“Sì a una società più equa e inclusiva”
Economia e Lavoro
28 Gennaio 2021
Il programma di attività di Unilever
“Sì a una società più equa e inclusiva”

Roma – Unilever ha annunciato l’avvio di un programma di attività dedicate alla creazione di una società più equa e inclusiva attraverso il miglioramento degli standard di vita delle persone e delle aziende che operano lungo la propria catena del valore, attraverso il supporto all’inclusività e la preparazione per il lavoro del futuro. Le principali attività di Unilever prevedono di: offrire alle persone che forniscono beni e servizi all’azienda un salario o reddito adeguato entro il 2030; investire 2 miliardi di euro all’anno in fornitori appartenenti alle minoranze entro il 2025; creare nuovi modelli di occupazione pionieristici per i dipendenti e offrire a 10 milioni di giovani entro il 2030 delle competenze di base per la preparazione al mondo del lavoro.

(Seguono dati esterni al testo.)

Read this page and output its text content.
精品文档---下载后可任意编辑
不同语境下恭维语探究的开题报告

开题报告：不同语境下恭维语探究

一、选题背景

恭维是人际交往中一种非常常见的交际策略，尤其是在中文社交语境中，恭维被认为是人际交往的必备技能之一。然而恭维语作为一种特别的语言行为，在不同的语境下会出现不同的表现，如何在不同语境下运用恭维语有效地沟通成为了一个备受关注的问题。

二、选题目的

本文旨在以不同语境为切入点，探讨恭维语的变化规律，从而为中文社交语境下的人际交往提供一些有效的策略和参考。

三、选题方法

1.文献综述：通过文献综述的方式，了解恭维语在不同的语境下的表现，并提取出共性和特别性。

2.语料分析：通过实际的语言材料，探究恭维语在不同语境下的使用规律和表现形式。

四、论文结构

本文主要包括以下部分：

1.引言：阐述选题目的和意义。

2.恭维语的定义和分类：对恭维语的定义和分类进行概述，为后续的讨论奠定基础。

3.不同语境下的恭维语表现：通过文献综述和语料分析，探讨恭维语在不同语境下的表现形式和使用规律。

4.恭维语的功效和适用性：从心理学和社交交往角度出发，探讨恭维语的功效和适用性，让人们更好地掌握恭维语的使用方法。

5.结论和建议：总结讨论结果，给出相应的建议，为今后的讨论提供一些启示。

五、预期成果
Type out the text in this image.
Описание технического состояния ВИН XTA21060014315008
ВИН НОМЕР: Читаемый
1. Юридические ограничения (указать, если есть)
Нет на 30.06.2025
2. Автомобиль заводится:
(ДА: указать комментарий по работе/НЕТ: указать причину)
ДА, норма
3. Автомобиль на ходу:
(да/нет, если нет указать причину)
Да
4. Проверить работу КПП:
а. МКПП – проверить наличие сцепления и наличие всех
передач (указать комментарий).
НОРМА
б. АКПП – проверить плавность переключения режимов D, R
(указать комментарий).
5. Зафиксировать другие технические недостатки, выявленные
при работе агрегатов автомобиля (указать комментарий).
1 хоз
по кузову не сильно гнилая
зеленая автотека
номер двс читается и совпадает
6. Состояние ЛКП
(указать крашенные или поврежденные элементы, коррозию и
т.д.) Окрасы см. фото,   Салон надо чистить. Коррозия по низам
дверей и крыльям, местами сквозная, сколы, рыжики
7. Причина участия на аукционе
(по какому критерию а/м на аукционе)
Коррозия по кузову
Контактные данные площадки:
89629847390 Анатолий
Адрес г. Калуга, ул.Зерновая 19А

“Il mondo deve risolvere soprattutto i problemi legati al cambiamento climatico – afferma Alan Jope, Ceo di Unilever – e alla disuguaglianza sociale. L’anno trascorso ha indubbiamente ampliato il divario sociale. Pertanto, è necessaria un’azione decisa e collettiva per creare una società che contribuisca al miglioramento dei mezzi di sostentamento, abbracci la diversità, coltivi il talento e offra opportunità per tutti. Siamo convinti che queste iniziative possano rendere Unilever un’azienda migliore, più forte e pronta ad affrontare gli enormi cambiamenti sociali in atto, che saranno sempre più veloci. Una società sana è la base per un business fiorente”.

“L’offerta di un salario o di un reddito adeguato è un elemento fondamentale per la costruzione di una società più equa e inclusiva. In questo modo, le persone potranno permettersi un tenore di vita dignitoso, soddisfacendo le esigenze di base di una famiglia e contribuendo all’economia delle proprie comunità. Salari più dignitosi comportano altri vantaggi diretti all’economia: favoriscono la creazione di posti di lavoro, riducono l’avvicendamento dei dipendenti, migliorano la produttività e la qualità del lavoro, per un circolo virtuoso di crescita economica”, spiega Unilever.

“Intendiamo migliorare gli standard di vita dei lavoratori – prosegue – che percepiscono una bassa retribuzione in tutto il mondo. Entro il 2030, cercheremo di offrire a tutti coloro che forniscono direttamente beni e servizi a Unilever un salario adeguato o un reddito dignitoso. Offriamo già ai dipendenti un salario dignitoso e intendiamo fare altrettanto con le persone esterne al nostro personale, concentrandoci in particolare sui lavoratori più vulnerabili del settore manifatturiero e agricolo. Collaboreremo con fornitori, aziende, governi e Ong attraverso metodologie di acquisto, collaborazione e sostegno per cambiare il sistema e favorire l’adozione globale di pratiche salariali dignitose”.

“Al contempo, entro il 2025 intendiamo aiutare 5 milioni di piccole e medie imprese (pmi) che operano lungo la nostra catena a espandere il proprio business attraverso l’offerta di competenze, finanziamenti e tecnologia. Le pmi con cui lavoriamo sono spesso dettaglianti che gestiscono negozi, punti vendita e chioschi indipendenti, oppure micro
imprenditori ambulanti o porta a porta. Offriremo a questi soggetti una serie di supporti come, ad esempio, strumenti digitali, inclusione e servizi finanziari e modelli pubblico-privato a supporto dell’imprenditoria sociale per sviluppare attività e reddito”, sottolinea.